Tony Attwood's Complete Guide to Asperger Syndrome wrote:
Peter Szatmari has suggested that those children with autism who develop functional language in early childhood eventually join the developmental trajectory and have a profile of abilities typical of a child with Asperger’s syndrome (Szatmari 2000). At one point in a child’s early development, autism is the correct diagnosis, but a distinct subgroup of children with autism can show a remarkable improvement in language, play and motivation to socialize with their peers between the ages of four and six years. The developmental trajectory for such children has changed and their profile of abilities in the primary or elementary school years is consistent with the characteristics of Asperger’s syndrome (Attwood 1998; Dissanayake 2004; Gillberg 1998;Wing 1981).
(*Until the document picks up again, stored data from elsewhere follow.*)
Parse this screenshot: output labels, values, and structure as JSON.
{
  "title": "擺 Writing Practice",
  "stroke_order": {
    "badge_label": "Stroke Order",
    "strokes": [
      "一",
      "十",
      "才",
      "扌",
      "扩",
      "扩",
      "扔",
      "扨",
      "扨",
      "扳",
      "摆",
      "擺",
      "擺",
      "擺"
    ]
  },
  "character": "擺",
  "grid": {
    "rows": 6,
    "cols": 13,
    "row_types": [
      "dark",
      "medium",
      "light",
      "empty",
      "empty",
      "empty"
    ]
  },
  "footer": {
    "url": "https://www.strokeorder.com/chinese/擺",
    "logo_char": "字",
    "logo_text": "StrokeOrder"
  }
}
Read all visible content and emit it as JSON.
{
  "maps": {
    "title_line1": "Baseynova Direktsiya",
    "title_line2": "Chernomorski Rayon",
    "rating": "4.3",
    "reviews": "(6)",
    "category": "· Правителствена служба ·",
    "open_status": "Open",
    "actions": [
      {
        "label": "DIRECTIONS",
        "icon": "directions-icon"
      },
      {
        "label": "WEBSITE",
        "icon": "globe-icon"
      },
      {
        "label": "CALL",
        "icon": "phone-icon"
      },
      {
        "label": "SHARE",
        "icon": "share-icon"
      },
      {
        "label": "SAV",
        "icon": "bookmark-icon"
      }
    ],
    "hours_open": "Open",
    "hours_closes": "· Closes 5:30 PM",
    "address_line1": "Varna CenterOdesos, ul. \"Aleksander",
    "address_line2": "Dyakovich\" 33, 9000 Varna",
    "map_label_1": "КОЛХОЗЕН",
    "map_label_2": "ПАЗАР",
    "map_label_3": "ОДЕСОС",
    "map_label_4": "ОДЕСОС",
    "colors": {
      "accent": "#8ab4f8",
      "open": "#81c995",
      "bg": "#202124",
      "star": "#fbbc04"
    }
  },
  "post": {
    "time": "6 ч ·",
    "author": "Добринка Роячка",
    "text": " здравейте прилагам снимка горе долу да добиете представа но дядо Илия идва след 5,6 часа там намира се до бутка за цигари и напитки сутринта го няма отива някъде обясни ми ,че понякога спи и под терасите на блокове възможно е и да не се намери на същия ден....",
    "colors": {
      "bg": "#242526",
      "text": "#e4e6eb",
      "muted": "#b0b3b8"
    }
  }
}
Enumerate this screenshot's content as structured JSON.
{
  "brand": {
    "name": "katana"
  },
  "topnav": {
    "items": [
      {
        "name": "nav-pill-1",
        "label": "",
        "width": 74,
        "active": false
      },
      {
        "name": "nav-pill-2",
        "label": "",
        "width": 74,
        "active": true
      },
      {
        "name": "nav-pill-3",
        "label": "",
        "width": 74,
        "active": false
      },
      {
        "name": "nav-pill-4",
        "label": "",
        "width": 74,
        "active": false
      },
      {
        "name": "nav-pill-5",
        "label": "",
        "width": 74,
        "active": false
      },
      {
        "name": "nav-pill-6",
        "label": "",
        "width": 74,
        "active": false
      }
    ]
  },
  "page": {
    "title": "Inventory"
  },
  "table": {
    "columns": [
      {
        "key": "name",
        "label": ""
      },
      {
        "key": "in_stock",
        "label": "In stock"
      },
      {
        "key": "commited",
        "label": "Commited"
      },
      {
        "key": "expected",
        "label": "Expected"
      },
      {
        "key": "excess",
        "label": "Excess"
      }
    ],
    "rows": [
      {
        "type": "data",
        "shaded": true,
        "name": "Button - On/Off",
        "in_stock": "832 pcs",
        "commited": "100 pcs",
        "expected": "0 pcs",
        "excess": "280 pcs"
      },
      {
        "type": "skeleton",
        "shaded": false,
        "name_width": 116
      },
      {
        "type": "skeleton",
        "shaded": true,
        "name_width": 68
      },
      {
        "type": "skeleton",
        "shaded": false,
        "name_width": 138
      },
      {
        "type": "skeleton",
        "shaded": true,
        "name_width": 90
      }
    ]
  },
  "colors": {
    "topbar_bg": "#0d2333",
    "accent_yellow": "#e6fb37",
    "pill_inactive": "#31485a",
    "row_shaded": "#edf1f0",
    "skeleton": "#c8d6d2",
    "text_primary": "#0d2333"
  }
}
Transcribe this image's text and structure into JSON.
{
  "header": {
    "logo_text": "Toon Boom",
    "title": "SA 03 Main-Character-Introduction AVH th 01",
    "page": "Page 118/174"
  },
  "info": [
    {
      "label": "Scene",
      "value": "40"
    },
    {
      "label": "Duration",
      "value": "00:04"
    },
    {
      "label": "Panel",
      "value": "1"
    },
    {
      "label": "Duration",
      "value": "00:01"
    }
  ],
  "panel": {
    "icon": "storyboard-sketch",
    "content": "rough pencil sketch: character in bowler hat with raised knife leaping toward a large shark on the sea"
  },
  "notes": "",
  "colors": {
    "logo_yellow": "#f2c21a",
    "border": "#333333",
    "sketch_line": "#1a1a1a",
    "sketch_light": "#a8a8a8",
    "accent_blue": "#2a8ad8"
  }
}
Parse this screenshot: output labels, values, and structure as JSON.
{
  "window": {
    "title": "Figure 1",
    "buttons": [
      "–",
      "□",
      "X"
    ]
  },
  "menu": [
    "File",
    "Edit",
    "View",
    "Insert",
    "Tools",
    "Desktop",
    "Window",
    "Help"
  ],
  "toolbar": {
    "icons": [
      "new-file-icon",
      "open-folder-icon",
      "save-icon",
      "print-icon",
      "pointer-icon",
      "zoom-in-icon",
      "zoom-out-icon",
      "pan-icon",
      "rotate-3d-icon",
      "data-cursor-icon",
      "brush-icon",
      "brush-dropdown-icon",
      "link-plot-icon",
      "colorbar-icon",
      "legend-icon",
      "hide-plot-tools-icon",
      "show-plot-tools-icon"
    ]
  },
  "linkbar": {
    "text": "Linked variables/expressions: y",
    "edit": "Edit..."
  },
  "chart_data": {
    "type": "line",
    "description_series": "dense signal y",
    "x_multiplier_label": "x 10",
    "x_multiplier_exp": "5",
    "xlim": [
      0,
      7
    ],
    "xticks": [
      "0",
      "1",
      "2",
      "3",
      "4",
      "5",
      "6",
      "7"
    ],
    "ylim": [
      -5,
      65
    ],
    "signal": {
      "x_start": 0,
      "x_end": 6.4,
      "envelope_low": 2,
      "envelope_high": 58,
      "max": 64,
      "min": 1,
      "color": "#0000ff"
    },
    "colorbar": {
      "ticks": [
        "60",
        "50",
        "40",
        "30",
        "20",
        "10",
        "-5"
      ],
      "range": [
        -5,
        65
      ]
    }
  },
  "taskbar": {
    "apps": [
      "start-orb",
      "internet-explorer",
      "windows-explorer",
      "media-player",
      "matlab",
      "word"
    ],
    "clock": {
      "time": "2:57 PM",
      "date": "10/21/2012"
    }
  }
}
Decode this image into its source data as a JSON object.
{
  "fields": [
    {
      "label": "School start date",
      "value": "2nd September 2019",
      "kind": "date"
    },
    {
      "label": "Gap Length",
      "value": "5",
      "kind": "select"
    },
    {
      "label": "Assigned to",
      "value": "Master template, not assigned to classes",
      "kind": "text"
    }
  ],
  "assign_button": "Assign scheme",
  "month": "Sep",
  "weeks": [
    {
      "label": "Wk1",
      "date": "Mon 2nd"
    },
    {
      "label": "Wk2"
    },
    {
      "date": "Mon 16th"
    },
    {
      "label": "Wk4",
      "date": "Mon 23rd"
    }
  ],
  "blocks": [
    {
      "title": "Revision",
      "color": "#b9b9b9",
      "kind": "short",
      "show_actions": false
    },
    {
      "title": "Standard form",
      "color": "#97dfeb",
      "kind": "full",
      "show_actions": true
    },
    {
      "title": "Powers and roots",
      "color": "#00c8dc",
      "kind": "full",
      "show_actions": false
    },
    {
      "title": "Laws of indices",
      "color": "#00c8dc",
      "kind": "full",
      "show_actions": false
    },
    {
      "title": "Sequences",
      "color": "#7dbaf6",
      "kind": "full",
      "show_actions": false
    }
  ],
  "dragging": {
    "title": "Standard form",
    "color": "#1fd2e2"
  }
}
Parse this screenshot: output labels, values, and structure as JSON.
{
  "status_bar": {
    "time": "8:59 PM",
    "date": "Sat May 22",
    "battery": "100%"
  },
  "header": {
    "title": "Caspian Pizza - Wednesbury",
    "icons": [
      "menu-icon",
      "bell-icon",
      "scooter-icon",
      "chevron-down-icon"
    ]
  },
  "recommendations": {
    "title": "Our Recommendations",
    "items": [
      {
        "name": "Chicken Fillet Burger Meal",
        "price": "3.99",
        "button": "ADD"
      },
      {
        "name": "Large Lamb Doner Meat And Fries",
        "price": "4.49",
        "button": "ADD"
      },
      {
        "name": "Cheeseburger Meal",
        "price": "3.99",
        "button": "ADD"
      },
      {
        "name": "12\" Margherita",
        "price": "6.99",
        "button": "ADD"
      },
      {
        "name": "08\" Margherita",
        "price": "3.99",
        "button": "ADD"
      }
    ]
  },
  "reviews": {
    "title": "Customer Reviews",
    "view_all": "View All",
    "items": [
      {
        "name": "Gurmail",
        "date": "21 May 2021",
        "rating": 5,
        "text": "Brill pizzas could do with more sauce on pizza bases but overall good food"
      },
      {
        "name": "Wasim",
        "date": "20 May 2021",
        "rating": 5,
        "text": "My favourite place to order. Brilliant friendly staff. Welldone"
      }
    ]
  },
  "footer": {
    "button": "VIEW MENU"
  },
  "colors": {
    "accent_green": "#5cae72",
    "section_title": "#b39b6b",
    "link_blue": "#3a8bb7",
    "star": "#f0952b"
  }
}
These children, who may subsequently be diagnosed as having High Functioning Autism or Asperger’s syndrome, will benefit from the strategies and services designed
for children with Asperger’s syndrome rather than autism.


and

Tony Attwood's Complete Guide to Asperger Syndrome wrote:
Research has now been conducted on whether delayed language in children with autism can accurately predict later clinical symptoms. Four studies have cast considerable doubt over the use of early language delay as a differential criterion between High Functioning Autism and Asperger’s syndrome (Eisenmajer et al. 1998; Howlin 2003; Manjiviona and Prior 1999; Mayes and Calhoun 2001). Any differences in language ability that are apparent in the pre-school years between children with autism and an IQ within the normal range, and those with Asperger’s syndrome, have largely disappeared by early adolescence.


and

Tony Attwood's Complete Guide to Asperger Syndrome wrote:
Inmy opinion, and that of many clinicians, early language delay is not an exclusion criterion for Asperger’s syndrome and may actually be an inclusion criterion, as in the Gillberg criteria. The focus during the diagnostic assessment should be on current language use (the pragmatic aspects of language) rather than the history of language development.